Stuck in a rewind
Another Minnesota winter has come and gone. The weather was pretty good, not too cold. March came in like lamb and went out like a lamb, as the saying goes. Getting into a spring state of mind is a bit hard this year. I am at the North Shore as I write this, looking at the wonderful sunshine bouncing off Lake Superior. But I don’t quite feel the happiness that I usually do as spring begins bursting out all around. I think it’s because I am stuck rewinding Barry’s last years and death in my head.
As I backed-up my phone the other day, I was startled to see some very late pictures of Barry that I took when he was so sick and horribly thin as he waited out his last few days on Earth. I am trying to work on the second draft of my memoir and reliving our entire story yet again for a third time. I never knew this would be so hard.
I keep having thoughts about how I could I have done things differently. Why did I go home on Barry’s final night and sleep in my own bed while he laid alone, perhaps scared, at the care center? Why didn’t I try to keep him at home longer and try harder to take care of him. Should I have paid for physical therapy to slow the atrophy that would eventually take over his limbs? I know it is useless to think about these things over and over, but I can’t help it. Most of all, I think about how unfair it is that Barry can’t see this beautiful spring day. I know this is normal thinking for a person who is just five months into the loss of a spouse. When people ask me how I am doing, I always tell them, “Fine, because I lost Barry a long time ago.” That’s true, but why is it so hard now?

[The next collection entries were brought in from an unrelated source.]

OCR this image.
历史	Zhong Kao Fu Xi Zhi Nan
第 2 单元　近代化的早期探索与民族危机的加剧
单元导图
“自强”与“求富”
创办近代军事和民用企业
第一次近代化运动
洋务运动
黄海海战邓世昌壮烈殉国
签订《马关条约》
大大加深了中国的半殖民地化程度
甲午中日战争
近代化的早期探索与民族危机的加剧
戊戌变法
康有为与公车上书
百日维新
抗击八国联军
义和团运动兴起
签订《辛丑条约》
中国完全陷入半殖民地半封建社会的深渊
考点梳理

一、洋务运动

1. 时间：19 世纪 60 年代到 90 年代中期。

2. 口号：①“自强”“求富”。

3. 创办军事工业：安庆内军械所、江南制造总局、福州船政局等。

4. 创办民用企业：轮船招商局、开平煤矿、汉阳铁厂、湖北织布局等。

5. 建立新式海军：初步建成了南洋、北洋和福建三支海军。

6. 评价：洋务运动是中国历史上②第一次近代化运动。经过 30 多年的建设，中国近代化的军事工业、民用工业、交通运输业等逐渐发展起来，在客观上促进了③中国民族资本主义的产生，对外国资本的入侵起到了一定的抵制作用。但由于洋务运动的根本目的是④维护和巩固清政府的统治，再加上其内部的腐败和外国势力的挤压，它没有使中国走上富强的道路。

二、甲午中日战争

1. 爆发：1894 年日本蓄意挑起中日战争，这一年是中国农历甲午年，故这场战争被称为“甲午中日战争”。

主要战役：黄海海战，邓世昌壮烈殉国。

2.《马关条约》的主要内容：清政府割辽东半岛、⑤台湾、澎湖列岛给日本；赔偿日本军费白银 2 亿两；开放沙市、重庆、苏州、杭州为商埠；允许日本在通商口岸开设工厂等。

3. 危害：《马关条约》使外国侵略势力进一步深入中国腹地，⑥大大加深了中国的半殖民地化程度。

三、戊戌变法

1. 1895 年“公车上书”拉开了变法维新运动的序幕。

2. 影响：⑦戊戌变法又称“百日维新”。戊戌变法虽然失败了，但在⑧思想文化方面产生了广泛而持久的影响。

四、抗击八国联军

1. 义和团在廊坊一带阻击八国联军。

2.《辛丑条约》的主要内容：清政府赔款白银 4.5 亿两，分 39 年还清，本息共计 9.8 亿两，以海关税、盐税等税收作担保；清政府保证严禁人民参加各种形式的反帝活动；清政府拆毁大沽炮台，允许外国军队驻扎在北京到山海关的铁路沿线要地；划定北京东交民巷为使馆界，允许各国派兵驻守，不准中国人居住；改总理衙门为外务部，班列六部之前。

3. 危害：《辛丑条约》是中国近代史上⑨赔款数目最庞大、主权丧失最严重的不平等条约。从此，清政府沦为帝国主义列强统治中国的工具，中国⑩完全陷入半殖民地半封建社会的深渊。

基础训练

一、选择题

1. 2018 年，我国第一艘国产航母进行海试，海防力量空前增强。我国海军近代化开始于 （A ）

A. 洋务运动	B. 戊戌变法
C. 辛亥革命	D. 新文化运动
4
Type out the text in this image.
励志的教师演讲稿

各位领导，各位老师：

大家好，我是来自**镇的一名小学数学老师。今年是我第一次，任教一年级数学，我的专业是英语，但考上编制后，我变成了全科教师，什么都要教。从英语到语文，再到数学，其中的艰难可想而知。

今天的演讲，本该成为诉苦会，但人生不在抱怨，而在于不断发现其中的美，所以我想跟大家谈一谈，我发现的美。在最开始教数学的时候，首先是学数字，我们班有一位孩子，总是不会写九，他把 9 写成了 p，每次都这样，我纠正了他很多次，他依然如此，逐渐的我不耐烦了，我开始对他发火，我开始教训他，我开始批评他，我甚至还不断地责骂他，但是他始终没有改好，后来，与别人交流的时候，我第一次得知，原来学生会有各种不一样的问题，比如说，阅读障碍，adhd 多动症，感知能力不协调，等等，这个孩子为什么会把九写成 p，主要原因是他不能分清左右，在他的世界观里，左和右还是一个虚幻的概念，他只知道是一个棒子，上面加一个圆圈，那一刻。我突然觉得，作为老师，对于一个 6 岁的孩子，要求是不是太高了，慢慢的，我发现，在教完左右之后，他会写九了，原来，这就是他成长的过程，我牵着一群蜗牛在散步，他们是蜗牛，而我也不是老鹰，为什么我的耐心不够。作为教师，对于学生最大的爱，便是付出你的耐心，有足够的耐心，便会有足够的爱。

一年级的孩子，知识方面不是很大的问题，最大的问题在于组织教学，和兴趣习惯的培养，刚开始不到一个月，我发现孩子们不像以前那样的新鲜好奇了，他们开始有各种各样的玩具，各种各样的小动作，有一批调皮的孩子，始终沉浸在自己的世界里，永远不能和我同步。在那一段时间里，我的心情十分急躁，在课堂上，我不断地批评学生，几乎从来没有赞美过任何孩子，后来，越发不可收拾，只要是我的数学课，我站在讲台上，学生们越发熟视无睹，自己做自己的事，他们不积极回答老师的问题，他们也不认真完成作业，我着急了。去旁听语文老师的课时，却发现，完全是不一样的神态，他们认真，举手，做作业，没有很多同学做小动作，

I also worry about my future. Will I sell the memoir? Should I write a picture book instead? Or should I just get in my car and keep driving until I find a new life? Can’t do the latter, because I would miss my family too much. I have to keep reminding myself that planning a new future is not the right thing to do during the first year after losing someone. But I am impatient by nature. I want to know what I will be doing over the next few years.
On this spring day, I’ve decided to take a page from my very own playbook. I am going to stop working on the memoir for the afternoon, tie up my boots, get out and do what has helped me from the very beginning of this journey. I am going for a hike. I must continue putting one foot in front of the other. Instead of second guessing myself and wishing I could escape this loneliness and uncertainty, today I am going outside to look for signs of spring — because in that there is always hope!